07.04.2000

La proposta di Amato: UN TUONO IMPROVVISO SUI CLIENTI DELLE LUCCIOLE



Affermare, a pochi giorni dal voto regionale, che i clienti delle lucciole vanno perseguiti penalmente è sicuramente un atto di coraggio. Un po’ sconclusionato, un po’ “elettoralmente sconveniente”, un po’ tardivo o intempestivo, un po’ destabilizzante. Comunque, o proprio per questo, di coraggio si tratta. Questa volta l’onorevole Giuliano Amato, il “dottor sottile”, a volte volontariamente stonato nel coro governativo, smette i panni del fine ragionatore e picchia duro. In un campo diverso dalla “inarrivabile” materia matematico-economica. In quello della prostituzione e del mercato di schiavi.
Il fenomeno suscita emozioni non mediabili ed è apparentemente comprensibile a tutti. La coscienza comune, la coscienza privata, la morale, la sessualità, il fascino dell’illecito sono argomenti da bar. Ciascuno può pretendere di saperne. “Se non si arresta la domanda, l’offerta continua”. Se i clienti vengono lasciati liberi di scegliere bambine albanesi piuttosto che adolescenti nigeriane, le frontiere saranno sempre più attraversate da donne importate per invadere forzatamente i nostri percorsi notturni.
Ci hanno stremato i teorici delle manfrine, soprattutto quei benpensanti che, per non sporcarsi le mani, ripetono ossessivamente che “educare viene prima che punire”. Considerando che la cosa presupporrebbe chiarezza di valori, non mi pare proprio che questa sia la stagione delle grandi proposte formative. E in questo campo concreto, quello della prostituzione, si tratterebbe di lenire, con discorsi vagamente soporiferi, i guasti nefasti del testosterone. Sarebbe come consigliare di stare un po’ tranquillini a quei satiri incordati che, prima ancora di violentare a pagamento, sono già essi stessi violentati dal delirio del dominio sessuale.
Se il supermaschio italiano, “latin lover” per gli amici, vuole proprio affermare la sua volontà di potenza, vada a leggersi Nietzsche prima di camuffarsi da stupratore di minorenni rumene. Se è attirato dalle baby-lucciole in età primaverile, si passatempi prima con qualche pagina di “All’ombra delle fanciulle in fiore” di Proust.
Occorrono provvedimenti decisi, anche se è rischioso chiedere nuove leggi in un contesto in cui i confini tra libertà e arbitrio hanno condotto all’attuale situazione di permissivismo.
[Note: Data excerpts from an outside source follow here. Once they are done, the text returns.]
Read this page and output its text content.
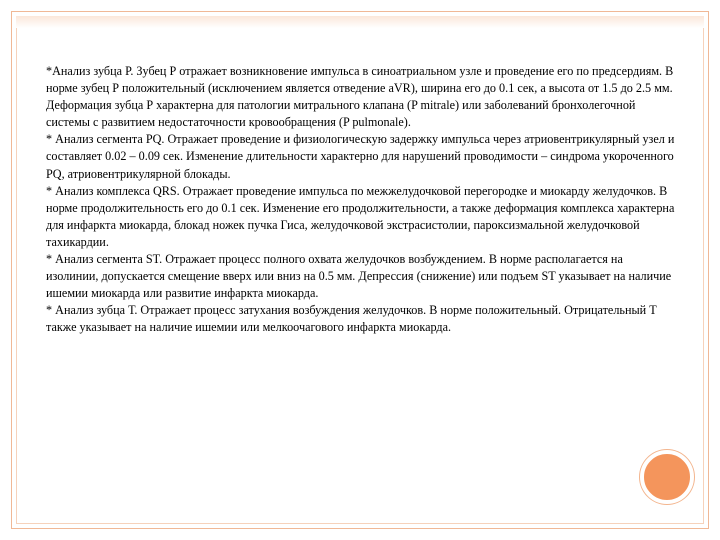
*Анализ зубца Р. Зубец Р отражает возникновение импульса в синоатриальном узле и проведение его по предсердиям. В норме зубец Р положительный (исключением является отведение aVR), ширина его до 0.1 сек, а высота от 1.5 до 2.5 мм. Деформация зубца Р характерна для патологии митрального клапана (P mitrale) или заболеваний бронхолегочной системы с развитием недостаточности кровообращения (P pulmonale).

* Анализ сегмента PQ. Отражает проведение и физиологическую задержку импульса через атриовентрикулярный узел и составляет 0.02 – 0.09 сек. Изменение длительности характерно для нарушений проводимости – синдрома укороченного PQ, атриовентрикулярной блокады.

* Анализ комплекса QRS. Отражает проведение импульса по межжелудочковой перегородке и миокарду желудочков. В норме продолжительность его до 0.1 сек. Изменение его продолжительности, а также деформация комплекса характерна для инфаркта миокарда, блокад ножек пучка Гиса, желудочковой экстрасистолии, пароксизмальной желудочковой тахикардии.

* Анализ сегмента ST. Отражает процесс полного охвата желудочков возбуждением. В норме располагается на изолинии, допускается смещение вверх или вниз на 0.5 мм. Депрессия (снижение) или подъем ST указывает на наличие ишемии миокарда или развитие инфаркта миокарда.

* Анализ зубца Т. Отражает процесс затухания возбуждения желудочков. В норме положительный. Отрицательный Т также указывает на наличие ишемии или мелкоочагового инфаркта миокарда.
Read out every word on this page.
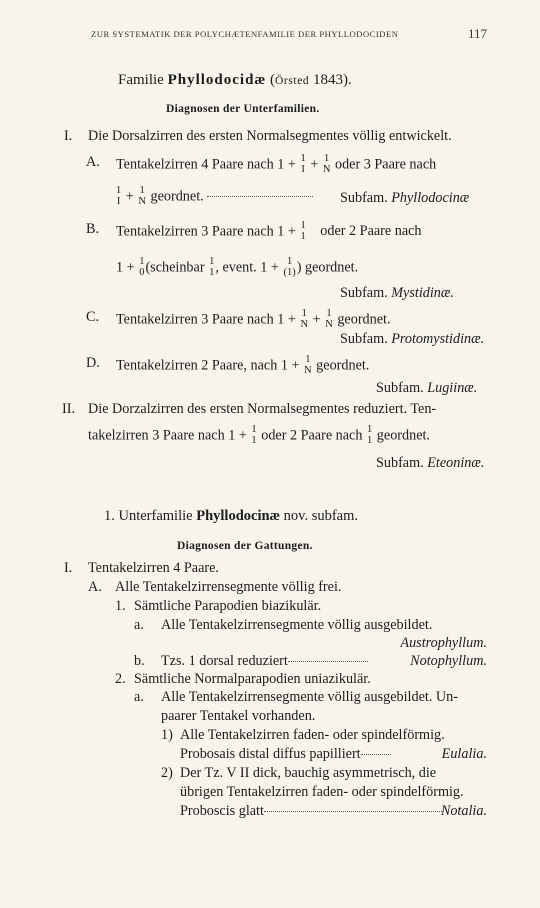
ZUR SYSTEMATIK DER POLYCHÆTENFAMILIE DER PHYLLODOCIDEN	117
Familie Phyllodocidæ (Örsted 1843).
Diagnosen der Unterfamilien.
I. Die Dorsalzirren des ersten Normalsegmentes völlig entwickelt.
A. Tentakelzirren 4 Paare nach 1 + 1
I + 1
N oder 3 Paare nach
1
I + 1
N geordnet.	Subfam. Phyllodocinæ
B. Tentakelzirren 3 Paare nach 1 + 1
1 oder 2 Paare nach
1 + 1
0 (scheinbar 1
1 , event. 1 + 1
(1) ) geordnet.
Subfam. Mystidinæ.
C. Tentakelzirren 3 Paare nach 1 + 1
N + 1
N geordnet.
Subfam. Protomystidinæ.
D. Tentakelzirren 2 Paare, nach 1 + 1
N geordnet.
Subfam. Lugiinæ.
II. Die Dorzalzirren des ersten Normalsegmentes reduziert. Ten-
takelzirren 3 Paare nach 1 + 1
1 oder 2 Paare nach 1
1 geordnet.
Subfam. Eteoninæ.
1. Unterfamilie Phyllodocinæ nov. subfam.
Diagnosen der Gattungen.
I. Tentakelzirren 4 Paare.
A. Alle Tentakelzirrensegmente völlig frei.
1. Sämtliche Parapodien biazikulär.
a. Alle Tentakelzirrensegmente völlig ausgebildet.
Austrophyllum.
b. Tzs. 1 dorsal reduziert	Notophyllum.
2. Sämtliche Normalparapodien uniazikulär.
a. Alle Tentakelzirrensegmente völlig ausgebildet. Un-
paarer Tentakel vorhanden.
1) Alle Tentakelzirren faden- oder spindelförmig.
Probosais distal diffus papilliert	Eulalia.
2) Der Tz. V II dick, bauchig asymmetrisch, die
übrigen Tentakelzirren faden- oder spindelförmig.
Proboscis glatt	Notalia.
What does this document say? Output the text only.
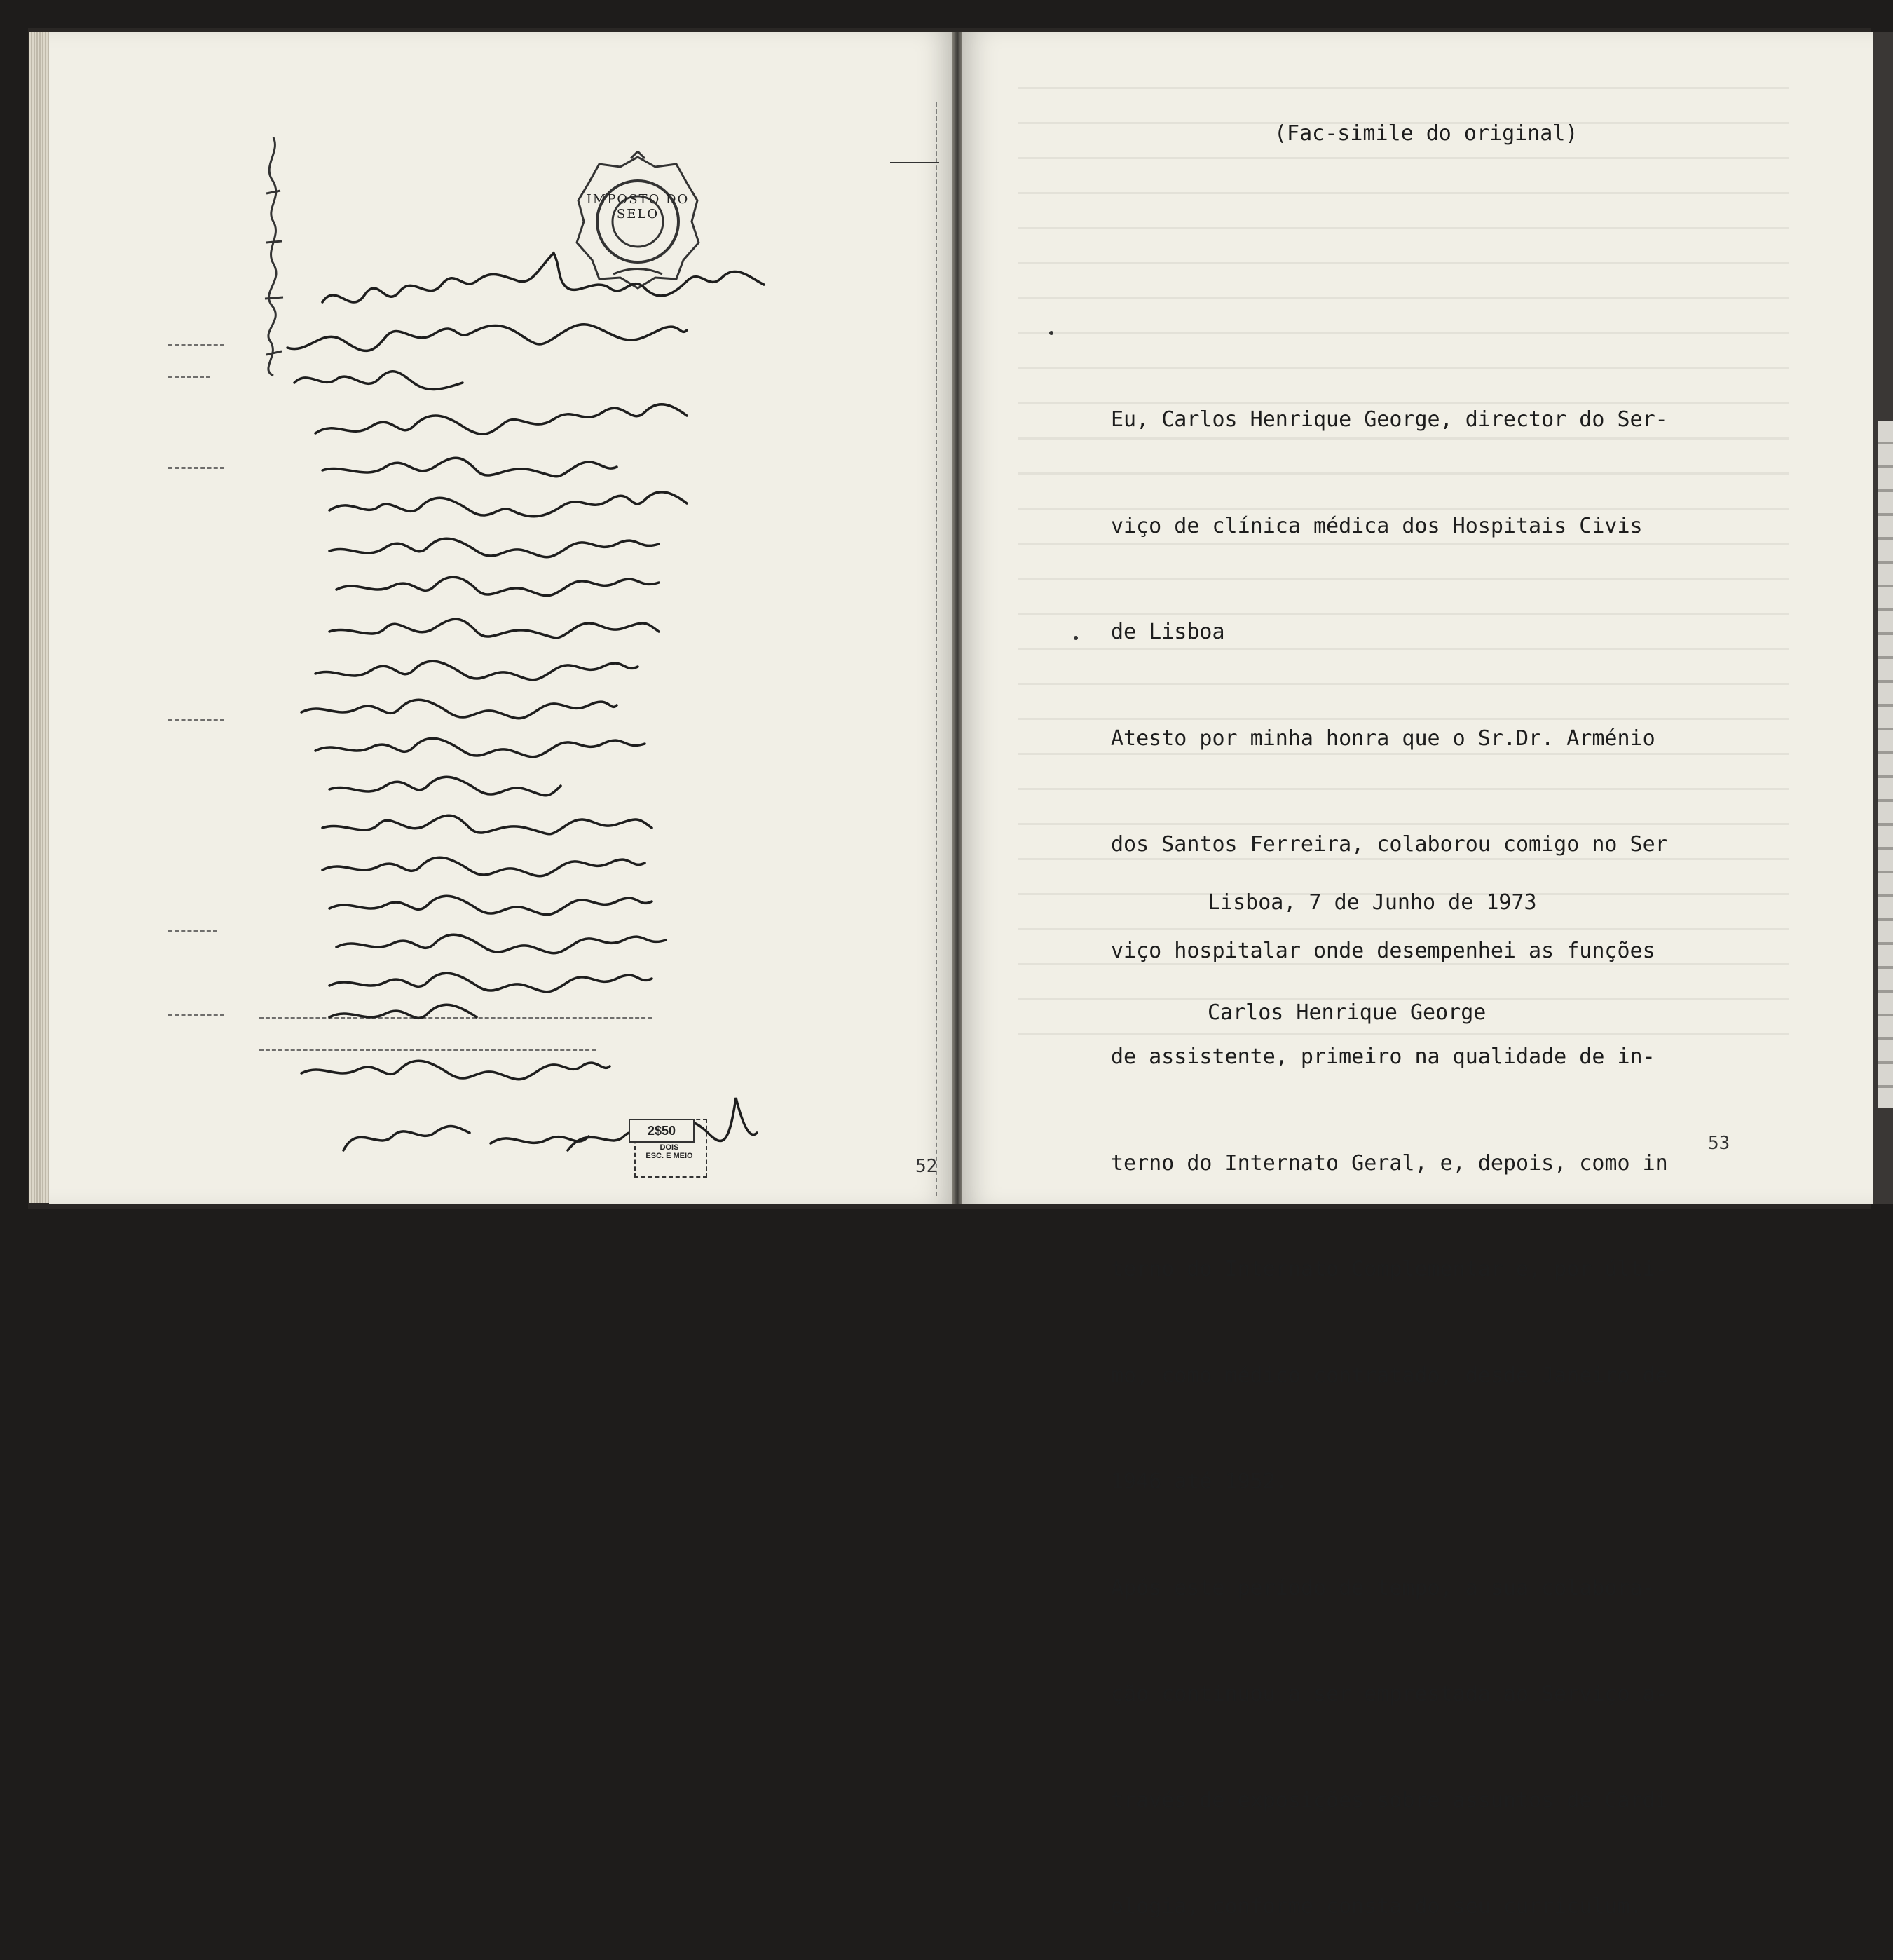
IMPOSTO DO SELO
2$50
DOIS
ESC. E MEIO	52
53
(Fac-simile do original)

Eu, Carlos Henrique George, director do Ser-

viço de clínica médica dos Hospitais Civis

de Lisboa

Atesto por minha honra que o Sr.Dr. Arménio

dos Santos Ferreira, colaborou comigo no Ser

viço hospitalar onde desempenhei as funções

de assistente, primeiro na qualidade de in-

terno do Internato Geral, e, depois, como in

terno do Internato Complementar e, por últi-

mo, como médico contratado, desde Janeiro de

1946 até 1952.

Após este período de tempo, a sua colabora-

ção continuou a ser emprestada ao Serviço a-

través de exposições sobre assuntos de Cardi

ologia, conforme consta do seu curriculum.

Lisboa, 7 de Junho de 1973
Carlos Henrique George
Ma uno Stato che non voglia essere una astrazione deve seguire l’evolversi delle nuove emergenze. E questa mi pare una delle più gravi perché lede la dignità della persona, prima ancora che della donna. Non vorrei che, come va succedendo per altre vergogne, a furia di discuterne, senza mai assumersi la responsabilità di un gesto, si finisse per diminuirne la gravità. Si finisse, insomma, per abituare l’uomo a ciò che umano non è.
Il tuono se non preceduto dal lampo del fulmine è più terrificante. Così da una scrivania con una lampada che illumina carte ordinate, in una stanza che immagino buia, ma illuminata dai libri, un sofista delicato proclama, anzi, addirittura tuona. Non facciamo finta di non aver sentito.